Et c’est toujours une joie sans égale que de découvrir la dernière création capillaire qui aura l’insigne honneur d’orner le merveilleux crâne de Nic Cage. Puisqu’il le vaut bien, et parce que le port constant du heaume n’est guère tendre pour le cuir chevelu, ce sont des pointes bien grasses et d’un blond vénitien sale que nous verrons virevolter durant une fascinante heure trente.
Se déroulent alors sous nos yeux ébahis de captivants affrontements contre les infidèles — été, automne comme hiver, dans la brise printanière, sous la pluie, dans la boue, la neige, au centre des villes et des campagnes, voire en plein désert (au bout d’un moment, on ne sait plus trop qui est qui, on perd le fil de l’épée et pour tout dire, on s’en cogne) où le fameux Templier Behmen de Bleibruck, flanqué de son fidèle compagnon (soit l’impayable Ron Perlman qui s’amuse comme un petit fou dans cette aimable plaisanterie à ne guère prendre au sérieux), pourfend généreusement l’ennemi dans l’ignorance crasse que ce dernier est en lui.
Jusqu’au jour où se battant dans l’obscurité — car le film est bien sombre, et ce n’est pas une litote —, vlan ! ne voilà-t-il pas que notre preux transperce de manière fort peu chrétienne une gente dame qui passait par là. Et la lumière fut.
Enfer et croisés putréfiés ! Ses yeux cernés se dessillent ; le sieur de Bleibruck comprend enfin que les mécréants décédés sur tant de champs de bataille ne lui ont laissé à écharper que femmes et enfants. Arrrgh ! Dieu mais que d’horreurs ne commet-on pas en ton nom ! (air connu) brame notre Behmen, et d’un blasphème l’autre, le voici déserteur, dégouté des saloperies de la vie, à jamais stigmatisé par sa faute, sa très grande faute.
Et notre pauvre hère de errer, accompagné de son croisé de compère qui ne cause — dans l’espoir fou de le dérider — que de trousser la gueuse une fois rentré au pays. Mais la peste est partout. Et les délateurs itou. Trahi par le pommeau de son épée, le voilà jeté en un cachot obscur d’où il ne sera tiré que s’il accepte une mission secrète dont le haut dignitaire responsable de ce chantage niera avoir eu connaissance en cas d’échec. Diable ! Le suspense est à son comble.

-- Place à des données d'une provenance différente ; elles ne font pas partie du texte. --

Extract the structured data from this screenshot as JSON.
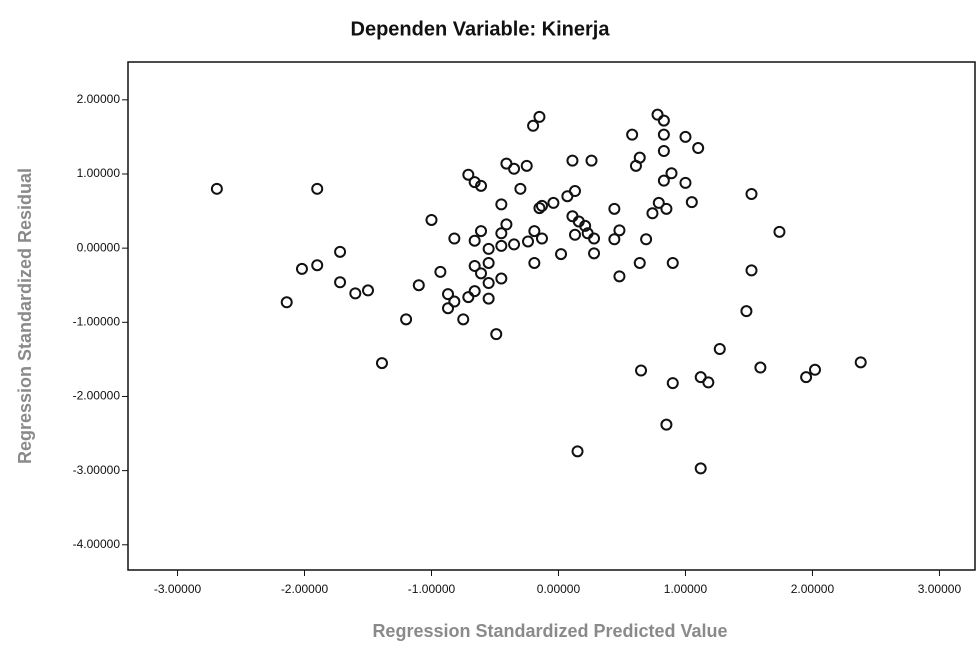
{
  "chart_data": {
    "type": "scatter",
    "title": "Dependen Variable: Kinerja",
    "x_label": "Regression Standardized Predicted Value",
    "y_label": "Regression Standardized Residual",
    "color": "#111111",
    "xlim": [
      -3.39,
      3.28
    ],
    "ylim": [
      -4.34,
      2.51
    ],
    "xticks": [
      {
        "value": -3,
        "label": "-3.00000"
      },
      {
        "value": -2,
        "label": "-2.00000"
      },
      {
        "value": -1,
        "label": "-1.00000"
      },
      {
        "value": 0,
        "label": "0.00000"
      },
      {
        "value": 1,
        "label": "1.00000"
      },
      {
        "value": 2,
        "label": "2.00000"
      },
      {
        "value": 3,
        "label": "3.00000"
      }
    ],
    "yticks": [
      {
        "value": 2,
        "label": "2.00000"
      },
      {
        "value": 1,
        "label": "1.00000"
      },
      {
        "value": 0,
        "label": "0.00000"
      },
      {
        "value": -1,
        "label": "-1.00000"
      },
      {
        "value": -2,
        "label": "-2.00000"
      },
      {
        "value": -3,
        "label": "-3.00000"
      },
      {
        "value": -4,
        "label": "-4.00000"
      }
    ],
    "x": [
      -2.69,
      -1.9,
      -2.14,
      -2.02,
      -1.9,
      -1.72,
      -1.72,
      -1.6,
      -1.5,
      -1.39,
      -1.2,
      -1.1,
      -1.0,
      -0.93,
      -0.87,
      -0.87,
      -0.82,
      -0.75,
      -0.82,
      -0.71,
      -0.66,
      -0.61,
      -0.66,
      -0.61,
      -0.66,
      -0.66,
      -0.61,
      -0.55,
      -0.55,
      -0.55,
      -0.55,
      -0.71,
      -0.49,
      -0.45,
      -0.45,
      -0.45,
      -0.45,
      -0.41,
      -0.35,
      -0.41,
      -0.35,
      -0.3,
      -0.25,
      -0.24,
      -0.2,
      -0.15,
      -0.19,
      -0.15,
      -0.13,
      -0.13,
      -0.19,
      -0.04,
      0.02,
      0.07,
      0.11,
      0.11,
      0.13,
      0.16,
      0.13,
      0.21,
      0.23,
      0.26,
      0.28,
      0.28,
      0.15,
      0.44,
      0.44,
      0.48,
      0.48,
      0.58,
      0.61,
      0.64,
      0.64,
      0.65,
      0.69,
      0.74,
      0.78,
      0.79,
      0.83,
      0.83,
      0.83,
      0.83,
      0.85,
      0.89,
      0.9,
      0.9,
      0.85,
      1.0,
      1.0,
      1.05,
      1.1,
      1.12,
      1.12,
      1.18,
      1.27,
      1.48,
      1.52,
      1.52,
      1.59,
      1.74,
      1.95,
      2.02,
      2.38
    ],
    "y": [
      0.8,
      0.8,
      -0.73,
      -0.28,
      -0.23,
      -0.05,
      -0.46,
      -0.61,
      -0.57,
      -1.55,
      -0.96,
      -0.5,
      0.38,
      -0.32,
      -0.62,
      -0.81,
      -0.72,
      -0.96,
      0.13,
      0.99,
      0.89,
      0.84,
      0.1,
      0.23,
      -0.24,
      -0.58,
      -0.34,
      -0.01,
      -0.2,
      -0.47,
      -0.68,
      -0.66,
      -1.16,
      -0.41,
      0.03,
      0.2,
      0.59,
      1.14,
      1.07,
      0.32,
      0.05,
      0.8,
      1.11,
      0.09,
      1.65,
      1.77,
      0.23,
      0.54,
      0.57,
      0.13,
      -0.2,
      0.61,
      -0.08,
      0.7,
      1.18,
      0.43,
      0.77,
      0.36,
      0.18,
      0.3,
      0.2,
      1.18,
      0.13,
      -0.07,
      -2.74,
      0.53,
      0.12,
      0.24,
      -0.38,
      1.53,
      1.11,
      1.22,
      -0.2,
      -1.65,
      0.12,
      0.47,
      1.8,
      0.61,
      1.72,
      1.53,
      1.31,
      0.91,
      0.53,
      1.01,
      -0.2,
      -1.82,
      -2.38,
      1.5,
      0.88,
      0.62,
      1.35,
      -2.97,
      -1.74,
      -1.81,
      -1.36,
      -0.85,
      0.73,
      -0.3,
      -1.61,
      0.22,
      -1.74,
      -1.64,
      -1.54
    ]
  }
}
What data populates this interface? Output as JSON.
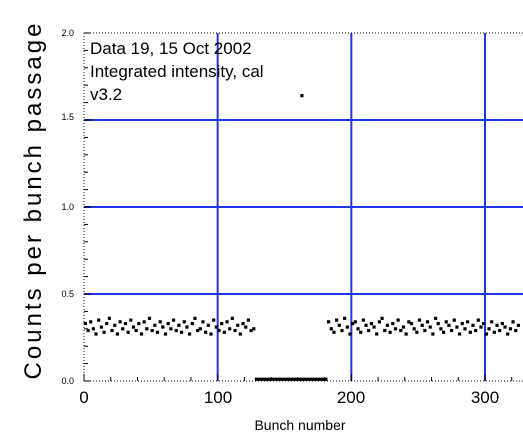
{
  "chart_data": {
    "type": "scatter",
    "xlabel": "Bunch number",
    "ylabel": "Counts per bunch passage",
    "xlim": [
      0,
      325
    ],
    "ylim": [
      0,
      2.0
    ],
    "x_ticks": [
      "0",
      "100",
      "200",
      "300"
    ],
    "y_ticks": [
      "0.0",
      "0.5",
      "1.0",
      "1.5",
      "2.0"
    ],
    "grid": true,
    "grid_color": "#2035e8",
    "annotations": [
      "Data 19, 15 Oct 2002",
      "Integrated intensity, cal",
      "v3.2"
    ],
    "series": [
      {
        "x": [
          1,
          3,
          5,
          7,
          9,
          11,
          13,
          15,
          17,
          19,
          21,
          23,
          25,
          27,
          29,
          31,
          33,
          35,
          37,
          39,
          41,
          43,
          45,
          47,
          49,
          51,
          53,
          55,
          57,
          59,
          61,
          63,
          65,
          67,
          69,
          71,
          73,
          75,
          77,
          79,
          81,
          83,
          85,
          87,
          89,
          91,
          93,
          95,
          97,
          99,
          101,
          103,
          105,
          107,
          109,
          111,
          113,
          115,
          117,
          119,
          121,
          123,
          125,
          127,
          129,
          131,
          133,
          135,
          137,
          139,
          141,
          143,
          145,
          147,
          149,
          151,
          153,
          155,
          157,
          159,
          161,
          163,
          165,
          167,
          169,
          171,
          173,
          175,
          177,
          179,
          181,
          163,
          183,
          185,
          187,
          189,
          191,
          193,
          195,
          197,
          199,
          201,
          203,
          205,
          207,
          209,
          211,
          213,
          215,
          217,
          219,
          221,
          223,
          225,
          227,
          229,
          231,
          233,
          235,
          237,
          239,
          241,
          243,
          245,
          247,
          249,
          251,
          253,
          255,
          257,
          259,
          261,
          263,
          265,
          267,
          269,
          271,
          273,
          275,
          277,
          279,
          281,
          283,
          285,
          287,
          289,
          291,
          293,
          295,
          297,
          299,
          301,
          303,
          305,
          307,
          309,
          311,
          313,
          315,
          317,
          319,
          321,
          323,
          325
        ],
        "y": [
          0.33,
          0.29,
          0.34,
          0.3,
          0.27,
          0.35,
          0.31,
          0.28,
          0.33,
          0.36,
          0.29,
          0.32,
          0.27,
          0.34,
          0.3,
          0.33,
          0.28,
          0.35,
          0.31,
          0.29,
          0.33,
          0.27,
          0.34,
          0.3,
          0.36,
          0.29,
          0.32,
          0.28,
          0.34,
          0.31,
          0.27,
          0.33,
          0.3,
          0.35,
          0.29,
          0.32,
          0.28,
          0.34,
          0.31,
          0.27,
          0.33,
          0.36,
          0.29,
          0.3,
          0.34,
          0.28,
          0.32,
          0.27,
          0.35,
          0.31,
          0.29,
          0.33,
          0.28,
          0.34,
          0.3,
          0.36,
          0.29,
          0.32,
          0.27,
          0.33,
          0.31,
          0.35,
          0.29,
          0.3,
          0.01,
          0.01,
          0.01,
          0.01,
          0.01,
          0.01,
          0.01,
          0.01,
          0.01,
          0.01,
          0.01,
          0.01,
          0.01,
          0.01,
          0.01,
          0.01,
          0.01,
          0.01,
          0.01,
          0.01,
          0.01,
          0.01,
          0.01,
          0.01,
          0.01,
          0.01,
          0.01,
          1.64,
          0.34,
          0.3,
          0.28,
          0.35,
          0.32,
          0.29,
          0.36,
          0.31,
          0.27,
          0.33,
          0.34,
          0.3,
          0.28,
          0.35,
          0.32,
          0.29,
          0.33,
          0.31,
          0.27,
          0.34,
          0.36,
          0.29,
          0.32,
          0.28,
          0.33,
          0.3,
          0.35,
          0.29,
          0.31,
          0.27,
          0.34,
          0.33,
          0.3,
          0.28,
          0.35,
          0.32,
          0.29,
          0.34,
          0.31,
          0.27,
          0.36,
          0.33,
          0.3,
          0.28,
          0.34,
          0.32,
          0.29,
          0.35,
          0.31,
          0.27,
          0.33,
          0.3,
          0.34,
          0.28,
          0.32,
          0.29,
          0.35,
          0.31,
          0.33,
          0.27,
          0.3,
          0.34,
          0.28,
          0.32,
          0.29,
          0.33,
          0.31,
          0.27,
          0.3,
          0.34,
          0.29,
          0.32
        ]
      }
    ]
  }
}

Car sa sainteté n’est autre que l’increvable Christopher Lee, méconnaissable en cardinal souffreteux (saignées et bubons à tous les repas, remercions les maquilleurs de l’avoir déguisé en homme qui rit. Car oui, il faut bien l’avouer, nous avons ri, aussi). Hors donc, le décati le somme d’accompagner une accorte sorcière*** en une lointaine abbaye sur une route semée d’embûches — où il aura tout loisir de faire contrition — aux fins que la péronnelle soit jugée, puis au choix, pendue, noyée, brulée, écorchée vive, voire exorcisée. L’important est que cette chienne paie sa forfaiture de sa vie car Satan l’habite (oups ! j’ai spoilé) et que cesse enfin cette infamie qui décime la chrétienté déjà bien entamée par d’incessantes batailles pleines de bruit et de fureur qui ne signifient plus grand chose.
Je ne sers plus Dieu croasse Behmen de Bleibruck tandis que Perlman se gausse. Un œil sur la pauvre fille martyrisée par le tonsuré du coin et un regain de folle chevalerie enflamme le cœur accablé de Behmen qui n’écoutant que son sens moral (et les écrits du scénariste) accepte finalement de faire un beau geste. Car Templier un jour, Templier toujours.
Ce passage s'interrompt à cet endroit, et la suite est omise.